4万761人の観衆が集まった試合は、互いに守備の意識を高く持って臨んでいたため、ヒリヒリとした展開で流れた。その堅い守備を崩そうと、C大阪は南野拓実をはじめ、開始から積極的にゴールを狙った。それにF東京も追随し、チャンスを逃すまいとミドルシュートを放つ。だが、ボルテージは上がっていくものの、前半は観客の期待するゴールが生まれることなく試合を折り返した。
そして、熱気が充満したスタジアムに、そのときは訪れた。F東京は66分、左サイドを太田宏介が抜け出し、そのまま敵陣を進んだ。「インステップで思い切りよく入れれば、何かが起こるだろう」と、中央にグラウンダーのクロスを送った。それに、平山相太が反応し、左足で合わせた。その瞬間、味スタは沸点を超えた。C大阪GKキム・ジンヒョンがその場に釘付けとなったシュートはゴールネットを揺らす。平山は右手を高々と上げ、ゴール裏へと駆け寄ると、歓声を煽るように両手を上下させる。それに、応えるようにスタンドからは「ヒラヤマーヒラヤマー」の大合唱が沸き起こった。
「前半から自分の動き出しが悪く、中でうまく合わせられなかった。動きの質次第で点になる。今日は、あのシーンだけは良かったと思う」
そう振り返った平山は、太田がサイドでフリーになるのを目視すると、マークについていたゴイコ・カチャルの視界から消えるように背後へ回り込み、そこからニアサイドに走り込んだ。その動きで決まったゴールだった。2分後には途中出場の武藤嘉紀が左サイドを突破して中に折り返す。再びゴール前で待ち構える平山は、相手DFの間から顔を出してシュートを放った。これはゴール左に外れたが、試合のペースは東京が掌握した。

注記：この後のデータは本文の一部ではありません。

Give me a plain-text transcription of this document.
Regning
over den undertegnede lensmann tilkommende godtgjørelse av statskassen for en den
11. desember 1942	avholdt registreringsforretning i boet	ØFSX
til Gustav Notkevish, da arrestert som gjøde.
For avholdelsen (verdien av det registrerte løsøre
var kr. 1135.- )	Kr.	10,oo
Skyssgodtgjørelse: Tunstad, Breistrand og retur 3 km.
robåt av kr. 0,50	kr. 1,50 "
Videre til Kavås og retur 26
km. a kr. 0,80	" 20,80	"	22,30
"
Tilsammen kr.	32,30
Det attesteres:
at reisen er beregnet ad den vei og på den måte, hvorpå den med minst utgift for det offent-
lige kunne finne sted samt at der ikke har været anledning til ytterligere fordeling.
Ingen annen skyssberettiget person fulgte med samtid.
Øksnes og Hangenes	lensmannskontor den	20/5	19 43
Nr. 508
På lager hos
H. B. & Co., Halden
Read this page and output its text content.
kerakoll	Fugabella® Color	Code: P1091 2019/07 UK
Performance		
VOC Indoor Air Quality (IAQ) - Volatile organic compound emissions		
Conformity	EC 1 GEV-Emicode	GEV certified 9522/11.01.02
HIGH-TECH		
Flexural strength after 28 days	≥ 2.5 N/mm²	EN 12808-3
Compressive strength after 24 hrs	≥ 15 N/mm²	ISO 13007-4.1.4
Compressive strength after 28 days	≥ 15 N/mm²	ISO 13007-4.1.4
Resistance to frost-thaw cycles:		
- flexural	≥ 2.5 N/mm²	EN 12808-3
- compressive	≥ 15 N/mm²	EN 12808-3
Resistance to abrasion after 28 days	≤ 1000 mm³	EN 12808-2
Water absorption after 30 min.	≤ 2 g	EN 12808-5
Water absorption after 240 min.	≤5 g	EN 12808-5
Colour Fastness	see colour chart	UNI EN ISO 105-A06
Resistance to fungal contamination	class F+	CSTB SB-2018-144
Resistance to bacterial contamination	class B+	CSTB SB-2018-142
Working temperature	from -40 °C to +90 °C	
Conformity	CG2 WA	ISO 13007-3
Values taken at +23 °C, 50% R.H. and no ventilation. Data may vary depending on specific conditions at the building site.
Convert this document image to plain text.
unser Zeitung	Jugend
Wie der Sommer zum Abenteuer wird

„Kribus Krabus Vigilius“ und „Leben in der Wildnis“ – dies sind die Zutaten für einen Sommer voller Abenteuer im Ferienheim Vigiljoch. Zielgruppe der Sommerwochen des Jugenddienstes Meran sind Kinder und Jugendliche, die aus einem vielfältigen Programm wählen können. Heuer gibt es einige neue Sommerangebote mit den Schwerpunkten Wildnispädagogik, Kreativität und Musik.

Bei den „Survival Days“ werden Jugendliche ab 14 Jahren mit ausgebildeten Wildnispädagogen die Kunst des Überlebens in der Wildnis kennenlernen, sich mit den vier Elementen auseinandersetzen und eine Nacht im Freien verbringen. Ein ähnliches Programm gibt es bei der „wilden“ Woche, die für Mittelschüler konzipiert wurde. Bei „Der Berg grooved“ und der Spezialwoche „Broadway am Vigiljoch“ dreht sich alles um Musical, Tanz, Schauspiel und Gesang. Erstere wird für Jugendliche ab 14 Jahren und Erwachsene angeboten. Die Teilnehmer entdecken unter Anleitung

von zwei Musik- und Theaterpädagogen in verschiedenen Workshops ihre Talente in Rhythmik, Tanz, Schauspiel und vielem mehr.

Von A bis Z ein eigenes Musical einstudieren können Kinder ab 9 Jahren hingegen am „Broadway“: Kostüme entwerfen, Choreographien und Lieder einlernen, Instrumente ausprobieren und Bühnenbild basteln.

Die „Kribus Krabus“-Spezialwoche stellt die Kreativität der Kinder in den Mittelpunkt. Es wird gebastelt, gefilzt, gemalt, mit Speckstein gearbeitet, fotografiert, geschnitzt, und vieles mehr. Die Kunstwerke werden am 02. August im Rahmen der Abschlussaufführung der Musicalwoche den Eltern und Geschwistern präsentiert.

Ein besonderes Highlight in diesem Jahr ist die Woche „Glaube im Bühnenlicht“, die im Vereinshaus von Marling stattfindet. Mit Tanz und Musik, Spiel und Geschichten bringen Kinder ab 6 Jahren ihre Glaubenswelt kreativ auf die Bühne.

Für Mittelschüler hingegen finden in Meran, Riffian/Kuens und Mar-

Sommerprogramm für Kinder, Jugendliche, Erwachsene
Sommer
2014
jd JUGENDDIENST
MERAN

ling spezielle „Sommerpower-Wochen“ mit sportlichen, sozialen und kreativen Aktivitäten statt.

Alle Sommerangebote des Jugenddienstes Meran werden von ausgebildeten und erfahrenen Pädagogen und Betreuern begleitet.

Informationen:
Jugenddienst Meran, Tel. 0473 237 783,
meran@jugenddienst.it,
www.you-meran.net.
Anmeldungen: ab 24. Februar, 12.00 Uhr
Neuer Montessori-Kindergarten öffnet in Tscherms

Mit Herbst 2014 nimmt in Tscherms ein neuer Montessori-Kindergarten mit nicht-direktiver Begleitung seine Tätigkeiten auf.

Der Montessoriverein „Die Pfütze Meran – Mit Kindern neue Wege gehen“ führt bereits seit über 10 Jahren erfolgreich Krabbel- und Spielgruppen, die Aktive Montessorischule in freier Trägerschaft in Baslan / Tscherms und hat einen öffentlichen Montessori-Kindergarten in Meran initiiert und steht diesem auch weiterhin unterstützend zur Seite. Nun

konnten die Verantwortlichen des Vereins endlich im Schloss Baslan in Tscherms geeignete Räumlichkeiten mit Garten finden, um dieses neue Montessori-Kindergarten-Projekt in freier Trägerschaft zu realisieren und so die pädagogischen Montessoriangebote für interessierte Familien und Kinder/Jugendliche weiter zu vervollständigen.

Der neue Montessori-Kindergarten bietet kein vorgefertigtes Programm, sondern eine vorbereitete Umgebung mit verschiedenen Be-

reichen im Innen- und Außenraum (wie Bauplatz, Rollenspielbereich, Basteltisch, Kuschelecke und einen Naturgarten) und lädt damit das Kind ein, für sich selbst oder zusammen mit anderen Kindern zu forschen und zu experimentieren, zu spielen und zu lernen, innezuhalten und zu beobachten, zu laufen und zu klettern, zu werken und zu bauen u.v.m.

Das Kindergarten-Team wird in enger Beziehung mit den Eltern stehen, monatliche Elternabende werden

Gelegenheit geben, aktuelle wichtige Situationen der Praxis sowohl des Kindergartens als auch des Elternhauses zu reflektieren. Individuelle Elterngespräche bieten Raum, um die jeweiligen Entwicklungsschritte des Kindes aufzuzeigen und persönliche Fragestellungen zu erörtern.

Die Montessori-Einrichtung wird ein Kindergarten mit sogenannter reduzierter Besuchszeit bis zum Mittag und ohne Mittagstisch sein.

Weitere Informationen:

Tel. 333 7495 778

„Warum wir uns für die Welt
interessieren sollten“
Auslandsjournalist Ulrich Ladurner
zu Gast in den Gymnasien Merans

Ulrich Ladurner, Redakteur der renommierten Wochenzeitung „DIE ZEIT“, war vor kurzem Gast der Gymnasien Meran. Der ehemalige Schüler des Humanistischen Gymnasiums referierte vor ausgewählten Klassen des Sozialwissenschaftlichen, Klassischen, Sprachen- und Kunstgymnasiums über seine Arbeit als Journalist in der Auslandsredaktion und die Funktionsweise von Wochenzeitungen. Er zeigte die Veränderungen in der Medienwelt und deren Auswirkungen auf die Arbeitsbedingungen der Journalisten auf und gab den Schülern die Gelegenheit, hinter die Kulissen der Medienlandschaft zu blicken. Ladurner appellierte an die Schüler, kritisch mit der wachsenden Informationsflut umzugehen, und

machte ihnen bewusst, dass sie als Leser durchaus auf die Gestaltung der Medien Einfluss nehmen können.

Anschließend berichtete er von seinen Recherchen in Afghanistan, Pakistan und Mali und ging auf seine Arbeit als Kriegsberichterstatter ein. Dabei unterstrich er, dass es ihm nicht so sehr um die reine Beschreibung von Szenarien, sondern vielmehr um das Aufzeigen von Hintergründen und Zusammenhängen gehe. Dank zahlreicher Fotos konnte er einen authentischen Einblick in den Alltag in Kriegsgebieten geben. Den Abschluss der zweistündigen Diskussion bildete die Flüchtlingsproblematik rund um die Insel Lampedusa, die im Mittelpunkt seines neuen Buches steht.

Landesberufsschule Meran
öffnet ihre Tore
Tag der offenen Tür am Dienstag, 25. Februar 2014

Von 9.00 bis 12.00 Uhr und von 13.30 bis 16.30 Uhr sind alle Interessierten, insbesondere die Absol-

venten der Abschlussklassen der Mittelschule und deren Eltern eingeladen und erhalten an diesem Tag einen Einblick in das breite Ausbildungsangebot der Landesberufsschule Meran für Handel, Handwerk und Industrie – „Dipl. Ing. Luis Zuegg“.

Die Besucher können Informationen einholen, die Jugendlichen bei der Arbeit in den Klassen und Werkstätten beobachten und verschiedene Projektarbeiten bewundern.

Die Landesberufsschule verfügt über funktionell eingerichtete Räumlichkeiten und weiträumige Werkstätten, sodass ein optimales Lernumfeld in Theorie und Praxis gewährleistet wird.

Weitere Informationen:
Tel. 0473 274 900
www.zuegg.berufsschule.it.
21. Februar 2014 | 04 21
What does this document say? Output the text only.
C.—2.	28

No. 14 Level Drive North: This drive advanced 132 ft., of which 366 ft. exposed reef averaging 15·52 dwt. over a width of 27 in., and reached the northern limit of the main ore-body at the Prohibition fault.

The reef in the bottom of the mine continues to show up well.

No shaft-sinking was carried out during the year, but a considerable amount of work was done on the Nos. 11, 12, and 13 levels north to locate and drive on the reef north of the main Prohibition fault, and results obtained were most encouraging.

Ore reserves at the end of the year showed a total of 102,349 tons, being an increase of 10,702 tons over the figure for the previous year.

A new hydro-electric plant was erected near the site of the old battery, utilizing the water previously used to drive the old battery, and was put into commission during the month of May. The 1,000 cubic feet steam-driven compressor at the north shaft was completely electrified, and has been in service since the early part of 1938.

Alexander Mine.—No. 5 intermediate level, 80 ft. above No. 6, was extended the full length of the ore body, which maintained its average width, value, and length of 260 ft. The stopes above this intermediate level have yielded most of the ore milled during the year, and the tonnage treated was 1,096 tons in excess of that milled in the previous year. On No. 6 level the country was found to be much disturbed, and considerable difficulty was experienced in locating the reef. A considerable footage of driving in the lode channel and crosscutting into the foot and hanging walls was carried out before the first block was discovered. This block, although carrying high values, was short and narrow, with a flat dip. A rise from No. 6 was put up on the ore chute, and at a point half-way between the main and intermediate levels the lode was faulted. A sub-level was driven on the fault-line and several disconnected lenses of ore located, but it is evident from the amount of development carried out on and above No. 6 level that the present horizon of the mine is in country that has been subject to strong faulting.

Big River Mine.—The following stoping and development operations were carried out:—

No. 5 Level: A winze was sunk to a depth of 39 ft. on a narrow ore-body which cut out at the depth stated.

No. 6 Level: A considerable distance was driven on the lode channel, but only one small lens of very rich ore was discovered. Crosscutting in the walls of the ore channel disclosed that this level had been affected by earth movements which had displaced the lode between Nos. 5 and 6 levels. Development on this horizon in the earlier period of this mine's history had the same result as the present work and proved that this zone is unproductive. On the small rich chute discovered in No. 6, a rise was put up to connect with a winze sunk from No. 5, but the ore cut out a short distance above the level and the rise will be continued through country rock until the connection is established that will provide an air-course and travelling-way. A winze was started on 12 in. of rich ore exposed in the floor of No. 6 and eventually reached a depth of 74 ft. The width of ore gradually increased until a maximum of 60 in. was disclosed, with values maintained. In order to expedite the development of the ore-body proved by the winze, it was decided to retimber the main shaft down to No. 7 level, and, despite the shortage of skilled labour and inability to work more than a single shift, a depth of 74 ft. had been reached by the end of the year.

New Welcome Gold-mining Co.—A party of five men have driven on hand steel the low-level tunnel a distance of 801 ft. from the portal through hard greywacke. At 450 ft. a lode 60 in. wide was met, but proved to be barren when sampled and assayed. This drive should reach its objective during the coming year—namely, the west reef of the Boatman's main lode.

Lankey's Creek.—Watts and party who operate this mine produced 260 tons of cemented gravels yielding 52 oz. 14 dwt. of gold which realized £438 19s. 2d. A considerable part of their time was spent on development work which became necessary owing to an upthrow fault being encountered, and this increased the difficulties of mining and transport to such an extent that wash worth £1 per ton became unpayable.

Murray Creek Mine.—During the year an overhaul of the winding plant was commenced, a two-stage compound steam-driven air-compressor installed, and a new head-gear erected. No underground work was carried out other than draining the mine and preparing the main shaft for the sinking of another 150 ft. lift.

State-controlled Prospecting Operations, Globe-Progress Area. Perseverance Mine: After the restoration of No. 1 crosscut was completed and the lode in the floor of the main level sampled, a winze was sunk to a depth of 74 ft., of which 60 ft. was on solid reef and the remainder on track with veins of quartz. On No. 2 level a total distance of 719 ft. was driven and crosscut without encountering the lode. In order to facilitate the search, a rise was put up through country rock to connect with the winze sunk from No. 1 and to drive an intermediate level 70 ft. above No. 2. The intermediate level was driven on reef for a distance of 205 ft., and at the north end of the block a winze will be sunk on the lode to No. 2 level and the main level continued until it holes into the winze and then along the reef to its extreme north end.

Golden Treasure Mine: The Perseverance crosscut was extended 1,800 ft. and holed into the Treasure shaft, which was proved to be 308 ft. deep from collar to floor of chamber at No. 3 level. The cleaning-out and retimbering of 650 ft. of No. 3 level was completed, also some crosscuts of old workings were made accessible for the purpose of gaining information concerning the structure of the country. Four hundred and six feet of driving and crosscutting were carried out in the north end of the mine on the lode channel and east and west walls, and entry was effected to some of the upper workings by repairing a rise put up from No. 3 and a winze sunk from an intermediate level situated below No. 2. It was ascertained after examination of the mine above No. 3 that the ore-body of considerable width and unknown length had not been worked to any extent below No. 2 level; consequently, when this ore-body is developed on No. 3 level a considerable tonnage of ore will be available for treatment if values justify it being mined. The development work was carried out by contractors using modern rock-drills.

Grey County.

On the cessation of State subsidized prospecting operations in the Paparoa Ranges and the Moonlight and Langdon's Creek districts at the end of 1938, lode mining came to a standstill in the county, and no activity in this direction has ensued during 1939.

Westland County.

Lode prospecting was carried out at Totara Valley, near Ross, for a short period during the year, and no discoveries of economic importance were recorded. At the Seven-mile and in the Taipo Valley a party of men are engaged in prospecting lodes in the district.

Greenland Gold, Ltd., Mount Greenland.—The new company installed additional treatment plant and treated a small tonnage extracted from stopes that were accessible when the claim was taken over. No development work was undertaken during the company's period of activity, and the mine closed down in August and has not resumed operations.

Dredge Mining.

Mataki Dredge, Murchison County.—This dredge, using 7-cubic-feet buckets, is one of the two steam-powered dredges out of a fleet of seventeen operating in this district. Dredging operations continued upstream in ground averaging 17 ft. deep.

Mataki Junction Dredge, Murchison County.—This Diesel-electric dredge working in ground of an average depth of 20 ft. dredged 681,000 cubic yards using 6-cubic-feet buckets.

さらに、77分にはダメ押し点が生まれる。武藤が左サイドで足下にボールを収めると、囲まれながらも2人を交わし、縦にボールを進める。パスを受け取った三田啓貴が、スルーパスを通すと、上がってきた高橋秀人がヒールで落とす。そこに走り込んだ武藤が、ワンタッチで追いすがるDFを振り切り、GKの股の間を通してリーグ戦プロ初ゴールを決めた。
平山、武藤の公式戦2戦連続弾でF東京がC大阪を破り、昨季も4万人を集めた試合で敗れたリベンジを果たした。平山は試合後、「社長からも観客が入った試合では勝てないジンクスがあると言われていた。この試合は戦うことが大切だと思っていた。それが勝利に繋がった」と勝ち鬨(どき)を上げた。
試合を分けたのは、まさに“それ”だった。敵将のランコ・ポポヴィッチ監督が「疲労からなのか、体のキレを失っていた」と敗因を語っているとおり、プレーの繋ぎ目の動きが差となった。
F東京はボールを失っても、そこから素早く守備へと移行し、何度もボールを奪い返すことに成功している。また、奪ってからゴールへと迫る速度も開始から落ちることがなかった。得点を奪った前線や、体を張って守った守備陣も称えるべきだろうが、東慶悟と、米本拓司の献身性と、繋ぎ役としての質の高いプレーぶりには感動すら覚えた。だが、一方でC大阪はそのトランジションで後れを取っていた。特に、守備に切り替わる際のネガティブトランジションが遅く、この試合で奪われた2失点ともにそこに起因している。
勝利を追究する今季のF東京は、ここにきて開幕から取り組んできたその成果が目に見えて表れ始めている。証人は4万人もいる。それまで持ち合わせていなかった質の高い繋ぎ目のプレーを身に着け、上位を狙えるだけの力をつけたと言ってもいいだろう。新宿駅から30数分で着く味スタでは、強いF東京がまたのお越しを待っている。